Supplementing these few settings are intuitively laid out camera modes. Stand out modes include panoramic photos stitched at 43 megapixels, slow-motion video recording at either 120- or 240-frames per second, and a time-lapse mode.
Offering a one-size-fits-all version of these modes makes them accessible to the masses, but advanced users may feel shortchanged in the process. Apple compensates by supplementing the simplistic camera interface with detailed editing options.
Photos captured with the iPhone 6 Plus impress with bright colours and a great detail. An HDR mode automatically kicks in and saves two versions of the same photo, one with HDR and another without, in what is a nice touch.
Sample photos taken with the iPhone 6 Plus
Although the iPhone 6 Plus offers good camera performance, the 8 megapixel resolution is limiting. Rivals boast cameras of similar quality at 16- and 20-megapixels.
Differentiating the 6 Plus from the iPhone 6 is the inclusion of optical image stabilisation, which compensates for hand shakes in low light situations. Most of the time we were impressed with the camera performance of the 6 Plus, but we found it inferior to rivals when it came to taking photos at night or in environments with dim lighting. These situations result in increased image noise and blown out colours.
The iPhone 6 Plus differs by not supporting Ultra HD recording; rather, Apple has focused on including time-lapse and slow motion recording modes. These modes prove timely as UHD is crippled by a lack of support and remains storage intensive.

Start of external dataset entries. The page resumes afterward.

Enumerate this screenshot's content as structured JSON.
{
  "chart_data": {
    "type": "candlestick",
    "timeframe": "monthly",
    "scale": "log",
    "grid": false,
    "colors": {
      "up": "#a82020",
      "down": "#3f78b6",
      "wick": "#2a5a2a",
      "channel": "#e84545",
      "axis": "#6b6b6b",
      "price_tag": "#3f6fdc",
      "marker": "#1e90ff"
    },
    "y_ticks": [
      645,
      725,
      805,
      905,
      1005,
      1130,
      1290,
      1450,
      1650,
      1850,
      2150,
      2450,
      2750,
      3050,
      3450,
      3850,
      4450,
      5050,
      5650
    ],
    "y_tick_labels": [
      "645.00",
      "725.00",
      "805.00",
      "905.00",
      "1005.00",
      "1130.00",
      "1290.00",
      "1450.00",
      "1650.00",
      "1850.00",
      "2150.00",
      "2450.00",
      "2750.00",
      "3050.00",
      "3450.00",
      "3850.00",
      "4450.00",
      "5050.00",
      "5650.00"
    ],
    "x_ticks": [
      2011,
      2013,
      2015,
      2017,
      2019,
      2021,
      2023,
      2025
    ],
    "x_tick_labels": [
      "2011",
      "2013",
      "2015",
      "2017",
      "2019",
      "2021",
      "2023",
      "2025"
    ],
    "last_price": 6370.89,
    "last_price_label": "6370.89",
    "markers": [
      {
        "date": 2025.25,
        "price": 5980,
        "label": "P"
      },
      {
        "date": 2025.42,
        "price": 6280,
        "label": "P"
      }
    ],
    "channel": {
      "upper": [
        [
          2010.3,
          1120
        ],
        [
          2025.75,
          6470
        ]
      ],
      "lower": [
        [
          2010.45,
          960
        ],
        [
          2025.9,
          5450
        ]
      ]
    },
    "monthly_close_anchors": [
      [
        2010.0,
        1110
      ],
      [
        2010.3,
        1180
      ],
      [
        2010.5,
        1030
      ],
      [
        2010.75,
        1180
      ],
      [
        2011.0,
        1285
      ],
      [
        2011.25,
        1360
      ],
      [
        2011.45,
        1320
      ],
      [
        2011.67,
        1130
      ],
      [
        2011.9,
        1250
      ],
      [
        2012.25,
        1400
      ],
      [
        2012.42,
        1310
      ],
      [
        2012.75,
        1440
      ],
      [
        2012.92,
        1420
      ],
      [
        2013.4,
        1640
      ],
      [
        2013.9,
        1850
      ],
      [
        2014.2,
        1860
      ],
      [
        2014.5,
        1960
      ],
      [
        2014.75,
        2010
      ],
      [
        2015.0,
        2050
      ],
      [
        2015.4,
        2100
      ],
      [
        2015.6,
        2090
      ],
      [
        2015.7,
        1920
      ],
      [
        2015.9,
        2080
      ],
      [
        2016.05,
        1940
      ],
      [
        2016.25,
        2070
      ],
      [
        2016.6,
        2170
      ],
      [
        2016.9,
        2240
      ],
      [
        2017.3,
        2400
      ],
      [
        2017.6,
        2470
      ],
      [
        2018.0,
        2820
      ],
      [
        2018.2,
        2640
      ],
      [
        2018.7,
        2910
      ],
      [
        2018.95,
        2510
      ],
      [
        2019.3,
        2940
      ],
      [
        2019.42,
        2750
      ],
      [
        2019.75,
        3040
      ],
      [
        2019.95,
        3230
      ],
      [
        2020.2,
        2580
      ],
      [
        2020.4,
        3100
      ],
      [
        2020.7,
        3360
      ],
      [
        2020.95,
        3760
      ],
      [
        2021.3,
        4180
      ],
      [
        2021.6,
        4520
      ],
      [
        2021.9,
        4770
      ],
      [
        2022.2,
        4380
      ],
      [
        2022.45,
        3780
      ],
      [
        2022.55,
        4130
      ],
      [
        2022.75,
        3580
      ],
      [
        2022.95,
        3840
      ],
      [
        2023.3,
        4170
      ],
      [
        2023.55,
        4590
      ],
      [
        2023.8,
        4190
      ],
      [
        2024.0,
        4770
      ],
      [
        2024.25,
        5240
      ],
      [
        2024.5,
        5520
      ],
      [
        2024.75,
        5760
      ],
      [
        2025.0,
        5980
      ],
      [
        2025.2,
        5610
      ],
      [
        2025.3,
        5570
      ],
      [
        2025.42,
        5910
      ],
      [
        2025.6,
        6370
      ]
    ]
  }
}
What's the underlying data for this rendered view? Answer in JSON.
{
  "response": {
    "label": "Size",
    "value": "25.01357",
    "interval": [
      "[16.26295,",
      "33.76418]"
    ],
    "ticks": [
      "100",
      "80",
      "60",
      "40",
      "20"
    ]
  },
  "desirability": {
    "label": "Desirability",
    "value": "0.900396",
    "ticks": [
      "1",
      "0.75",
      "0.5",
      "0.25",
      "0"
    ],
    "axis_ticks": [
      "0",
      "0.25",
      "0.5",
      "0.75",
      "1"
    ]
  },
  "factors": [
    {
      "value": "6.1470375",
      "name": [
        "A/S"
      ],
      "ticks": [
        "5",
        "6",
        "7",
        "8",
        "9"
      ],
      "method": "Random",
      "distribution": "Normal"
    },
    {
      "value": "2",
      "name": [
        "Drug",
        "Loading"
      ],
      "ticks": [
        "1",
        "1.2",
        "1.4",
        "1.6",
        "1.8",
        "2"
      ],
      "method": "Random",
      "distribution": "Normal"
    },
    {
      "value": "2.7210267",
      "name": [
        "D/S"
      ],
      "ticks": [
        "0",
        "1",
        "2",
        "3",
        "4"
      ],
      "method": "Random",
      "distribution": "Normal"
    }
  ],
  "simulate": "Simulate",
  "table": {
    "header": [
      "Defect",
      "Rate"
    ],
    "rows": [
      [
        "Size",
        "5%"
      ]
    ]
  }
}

Following are sample slow motion and timelapse videos captured with the iPhone 6.
A time-lapse video captured with the iPhone 6
A slow motion video captured with the iPhone 6.
The front of the 6 Plus hides a 1.2MP camera capable of recording videos in high definition. Quality falls short of rivals; however, the front-cam still serves Facetime calls diligently.

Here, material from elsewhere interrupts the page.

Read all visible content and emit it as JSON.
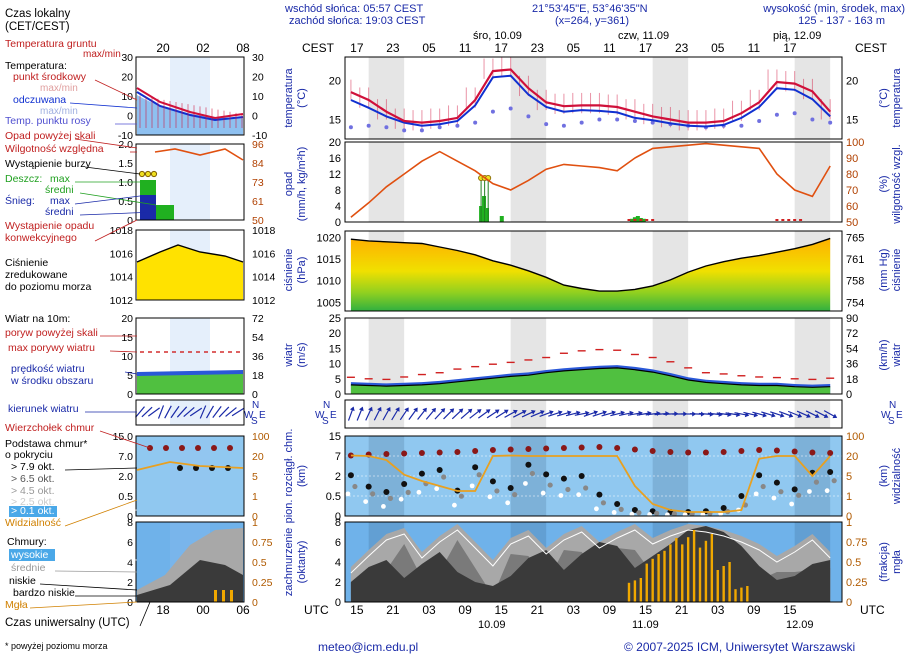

Spoils: Finger scanners & personal assistants
Apple didn’t invent the finger scanner, nor was the company first to offer it in a smartphone, though its implementation of the technology remains unparalleled.
The second rendition of Touch ID is quicker and more accurate. Switching on the screen and scanning your finger no longer feels like two separate moves. Now both take place in such succession that it feels like one uniform motion.

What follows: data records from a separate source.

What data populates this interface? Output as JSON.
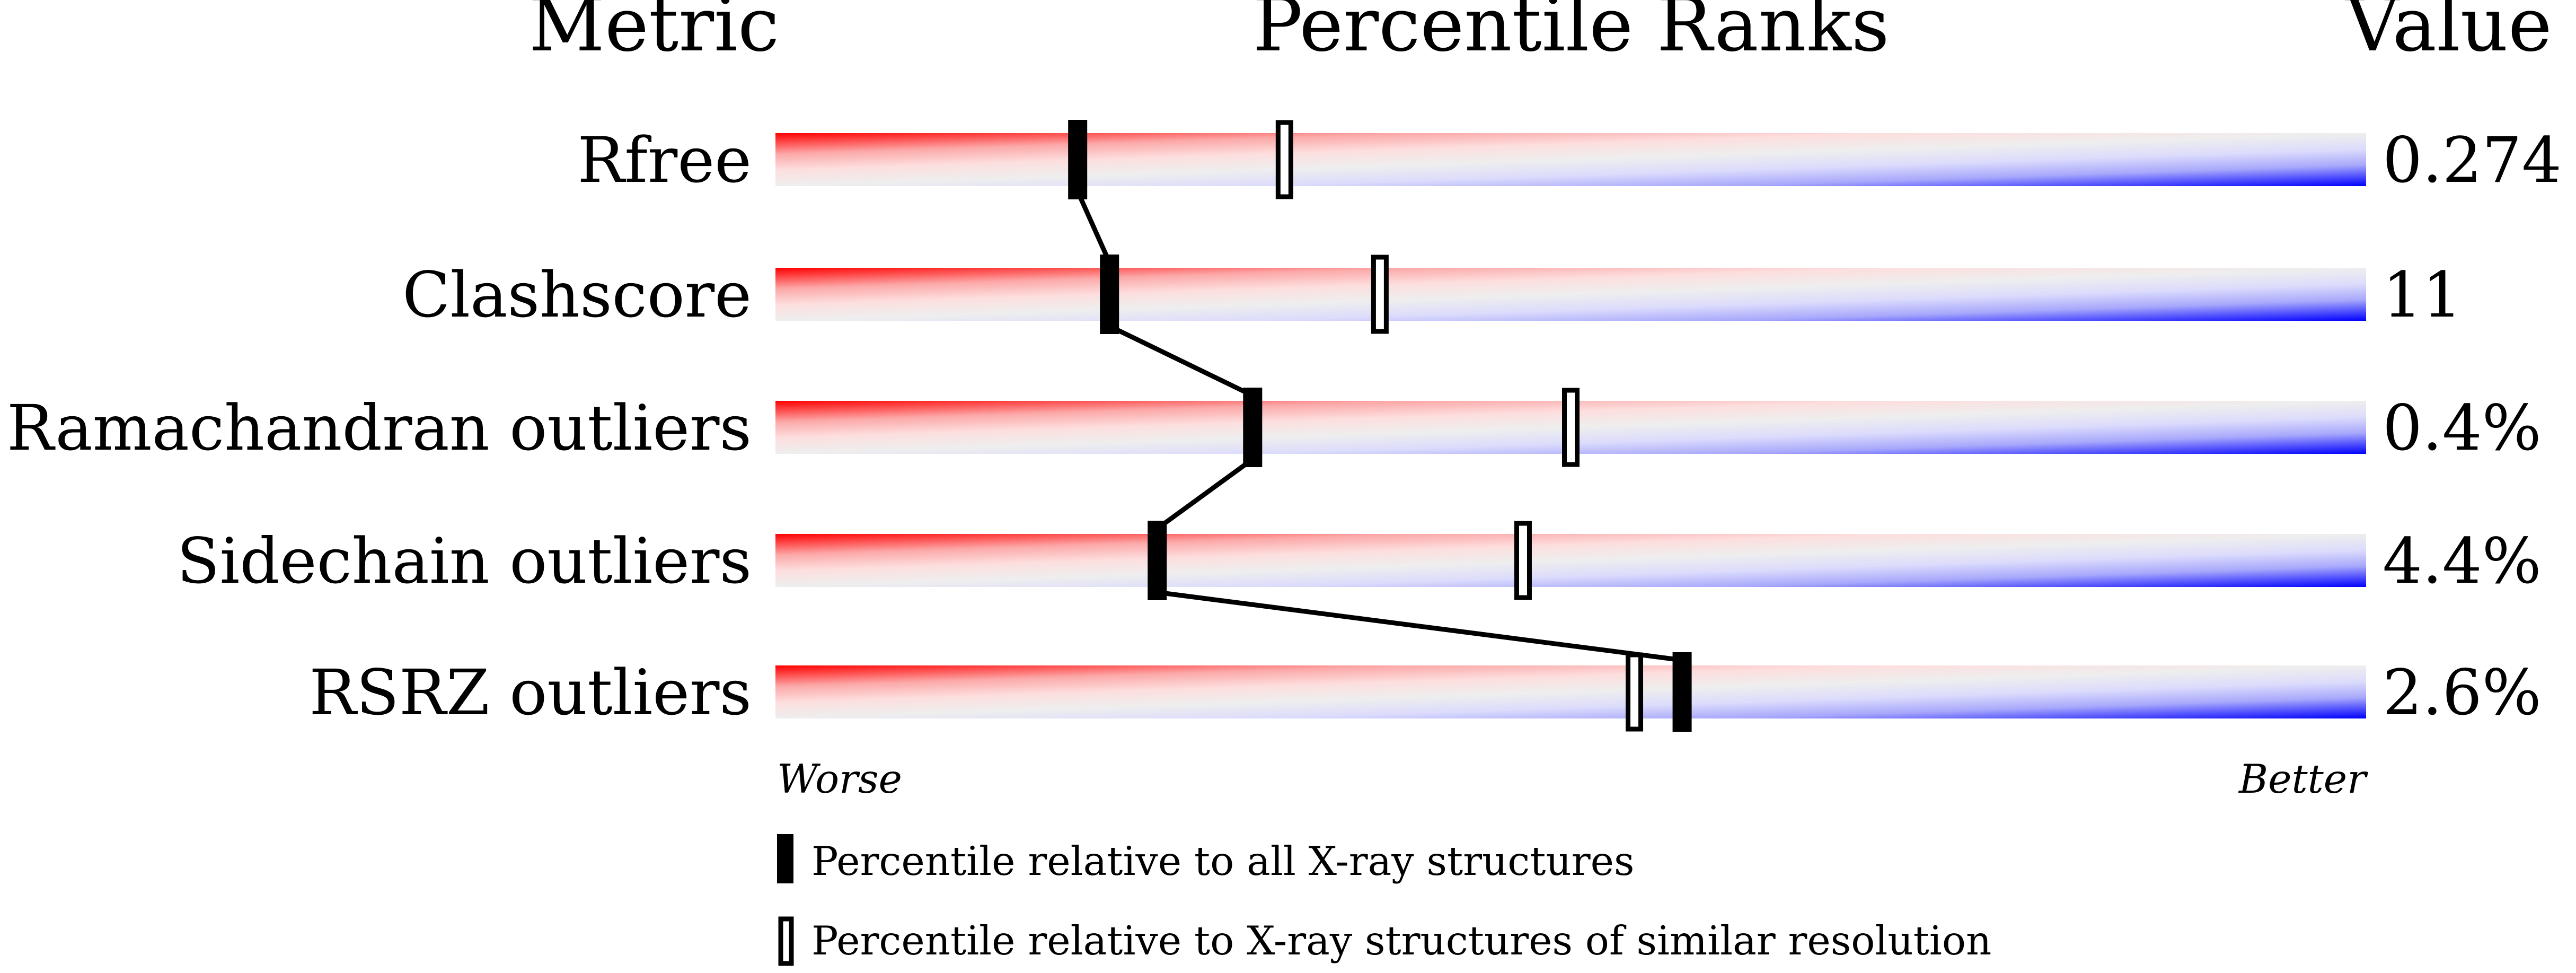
{
  "chart_data": {
    "type": "percentile-bar",
    "headers": {
      "metric": "Metric",
      "ranks": "Percentile Ranks",
      "value": "Value"
    },
    "axis": {
      "left_label": "Worse",
      "right_label": "Better",
      "range": [
        0,
        100
      ]
    },
    "colors": {
      "worse": "#ff0000",
      "middle": "#eeeeee",
      "better": "#0000ff"
    },
    "rows": [
      {
        "metric": "Rfree",
        "value": "0.274",
        "percentile_all": 19,
        "percentile_similar": 32
      },
      {
        "metric": "Clashscore",
        "value": "11",
        "percentile_all": 21,
        "percentile_similar": 38
      },
      {
        "metric": "Ramachandran outliers",
        "value": "0.4%",
        "percentile_all": 30,
        "percentile_similar": 50
      },
      {
        "metric": "Sidechain outliers",
        "value": "4.4%",
        "percentile_all": 24,
        "percentile_similar": 47
      },
      {
        "metric": "RSRZ outliers",
        "value": "2.6%",
        "percentile_all": 57,
        "percentile_similar": 54
      }
    ],
    "legend": {
      "all": "Percentile relative to all X-ray structures",
      "similar": "Percentile relative to X-ray structures of similar resolution"
    }
  }
}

Touch ID is far superior to the finger scanner used on Samsung devices. Fingers are scanned at any angle just as quickly, while the finger scanner used on the Samsung Galaxy S5 works only with vertical swipes. Such concessions don’t need to be made with an iPhone 6.
Holding down the home key initiates Apple’s Siri personal assistant. Rivals have since spawned personal assistants of their own, including Samsung, LG and Google, but these are imitations at best. Siri still has them beat when it comes to understanding context, on recognising the Australian accent, and for sounding organic.
The iPhone 6 Plus treads a fine line — poorly. The 5.5-inch display nests inside a body suited for smartphones 3.5, 4 and 4.7 inches in size. Growing the screen to 5.5-inches necessitates a design with less chunk. It’s a shame the company picked their design identity rather than an evolved rendition.
(There’s a reason why the Samsung Note range differs in appearance to the Galaxy range of smartphones.)
An iPhone that is uncomfortable to use contradicts what the iPhone is all about. This is a niche smartphone intended for a tiny group of multimedia junkies. And even then, the smaller 4.7in iPhone 6 should appease even the most demanding content users.